We, Annie thought. Not you. Not are you going to.

But it wasn’t that, she didn’t think, that made her say, “I don’t know. Graham might have been appalled.” Her no was ready, for reasons she wasn’t sure of.

“Oh, I’m not talking about a religious service,” Lucas said.

Sarah said, “Yes, we didn’t mean a service, a religious service, so much as a gathering of some sort. At the store, maybe?”

“Can’t it wait?” Annie asked.

“You’re not ready,” Lucas said.

Annie forced a laugh, but she could hear that it wasn’t convincing. “I’ll say. I don’t think I’ll ever be ready.”

Sarah said, “But a lot of people will want to . . . I don’t know. Remember him. Ceremonially, I guess you’d say.”

“Well, that’s just it.”

“Too many people.” She was asking Annie, her eyes full of concern.

“Yes. Too many people with a claim on him. Too many people for me to deal with right now.”

“On your left!” someone called from behind them, and Annie turned just as Sarah caught her hand and pulled her to the side of the path. A whole team of adolescent boys, all wearing identical navy-blue shorts and gray T-shirts, pounded by, large and muscular and overwhelming as a group, a couple of them actually talking through their gasps for air.

Once they were past, Annie and Lucas and Sarah started walking again, Sarah still holding Annie’s hand.
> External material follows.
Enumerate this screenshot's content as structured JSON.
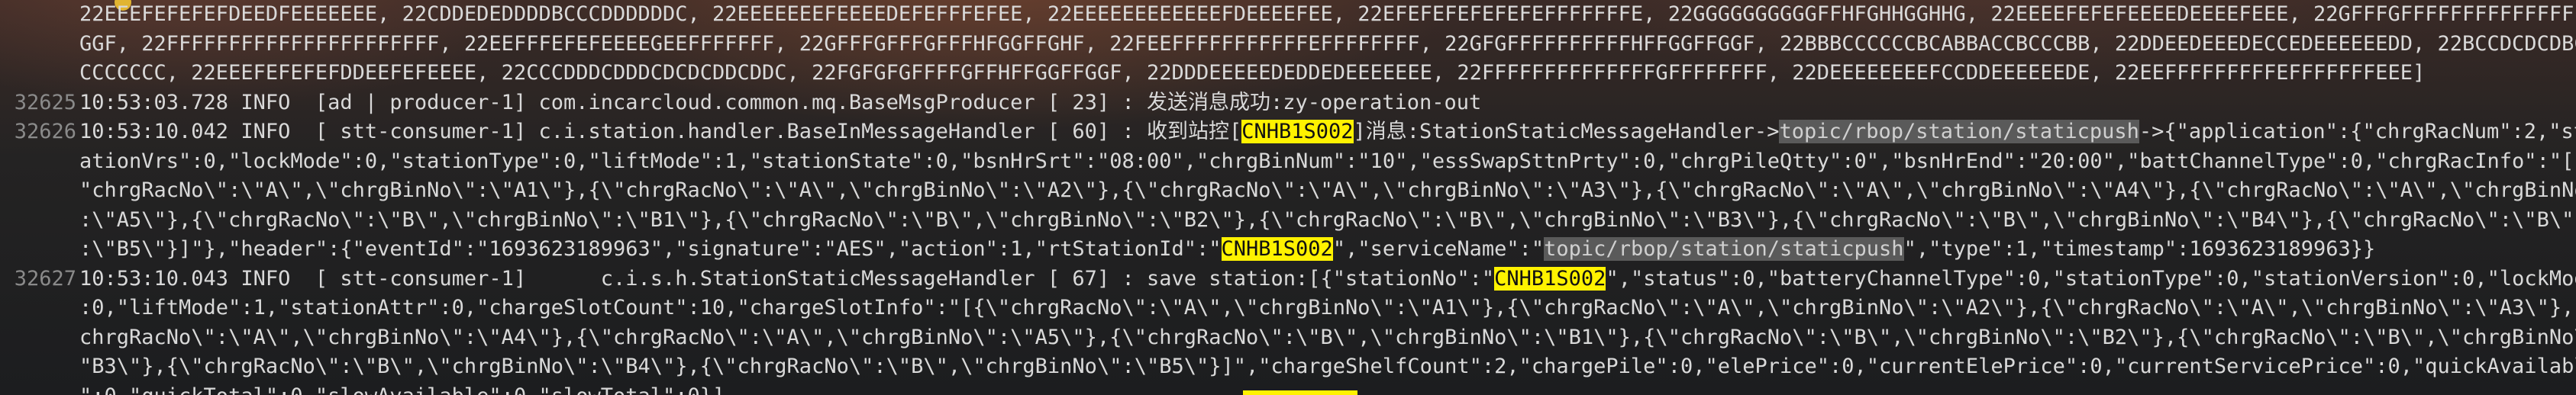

After a moment she said to her mother, “Your brother asked about it. And so did Daddy’s, actually.”

Annie could feel it—it had been decided. She knew that. Lucas and Sarah had decided it. They were taking charge of it. Of her. In the name of helping. Of being kind.
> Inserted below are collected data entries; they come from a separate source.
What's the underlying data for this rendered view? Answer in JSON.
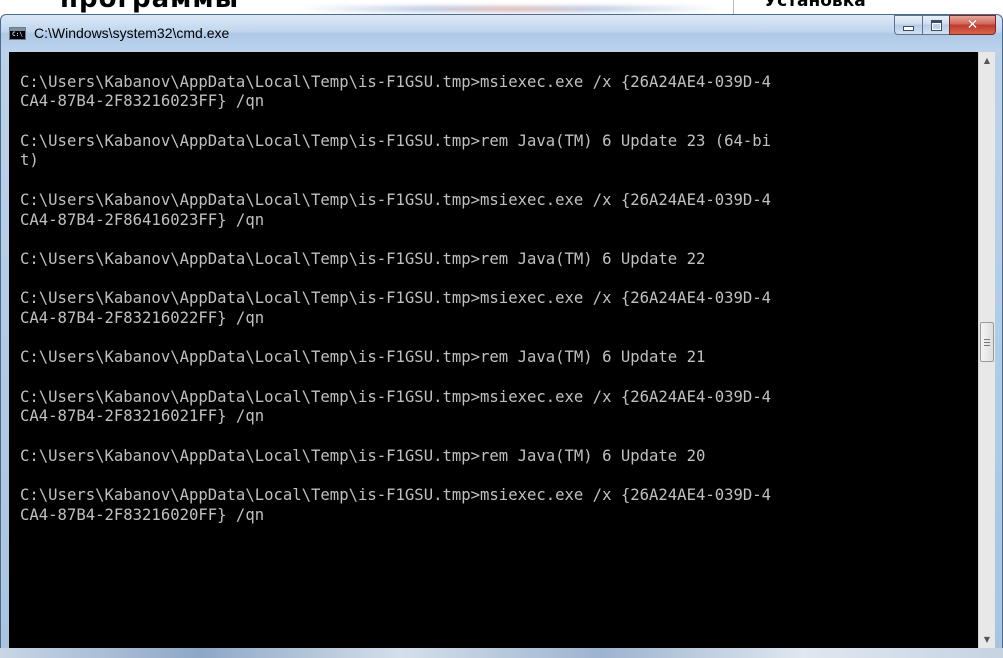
{
  "background": {
    "left_heading": "программы",
    "right_heading": "Установка"
  },
  "window": {
    "title": "C:\\Windows\\system32\\cmd.exe",
    "icon": "cmd-icon",
    "icon_label": "C:\\",
    "buttons": {
      "minimize": "minimize-icon",
      "maximize": "maximize-icon",
      "close": "close-icon"
    }
  },
  "console": {
    "lines": [
      "",
      "C:\\Users\\Kabanov\\AppData\\Local\\Temp\\is-F1GSU.tmp>msiexec.exe /x {26A24AE4-039D-4",
      "CA4-87B4-2F83216023FF} /qn",
      "",
      "C:\\Users\\Kabanov\\AppData\\Local\\Temp\\is-F1GSU.tmp>rem Java(TM) 6 Update 23 (64-bi",
      "t)",
      "",
      "C:\\Users\\Kabanov\\AppData\\Local\\Temp\\is-F1GSU.tmp>msiexec.exe /x {26A24AE4-039D-4",
      "CA4-87B4-2F86416023FF} /qn",
      "",
      "C:\\Users\\Kabanov\\AppData\\Local\\Temp\\is-F1GSU.tmp>rem Java(TM) 6 Update 22",
      "",
      "C:\\Users\\Kabanov\\AppData\\Local\\Temp\\is-F1GSU.tmp>msiexec.exe /x {26A24AE4-039D-4",
      "CA4-87B4-2F83216022FF} /qn",
      "",
      "C:\\Users\\Kabanov\\AppData\\Local\\Temp\\is-F1GSU.tmp>rem Java(TM) 6 Update 21",
      "",
      "C:\\Users\\Kabanov\\AppData\\Local\\Temp\\is-F1GSU.tmp>msiexec.exe /x {26A24AE4-039D-4",
      "CA4-87B4-2F83216021FF} /qn",
      "",
      "C:\\Users\\Kabanov\\AppData\\Local\\Temp\\is-F1GSU.tmp>rem Java(TM) 6 Update 20",
      "",
      "C:\\Users\\Kabanov\\AppData\\Local\\Temp\\is-F1GSU.tmp>msiexec.exe /x {26A24AE4-039D-4",
      "CA4-87B4-2F83216020FF} /qn",
      ""
    ]
  },
  "scrollbar": {
    "up_icon": "scroll-up-arrow-icon",
    "down_icon": "scroll-down-arrow-icon",
    "thumb_icon": "scroll-grip-icon"
  },
  "colors": {
    "console_bg": "#000000",
    "console_fg": "#c0c0c0",
    "titlebar": "#c0d6ee",
    "close_button": "#c0392b"
  }
}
She had the sense of things shifting around her. It would be different now, without Graham. She and he together had made an impregnable fortress. They decided what happened next in their own lives. His death would be the end of that. They would speak to her differently now. They would speak to her the way she’d spoken to Karen. More kindly perhaps, but that way. Taking charge.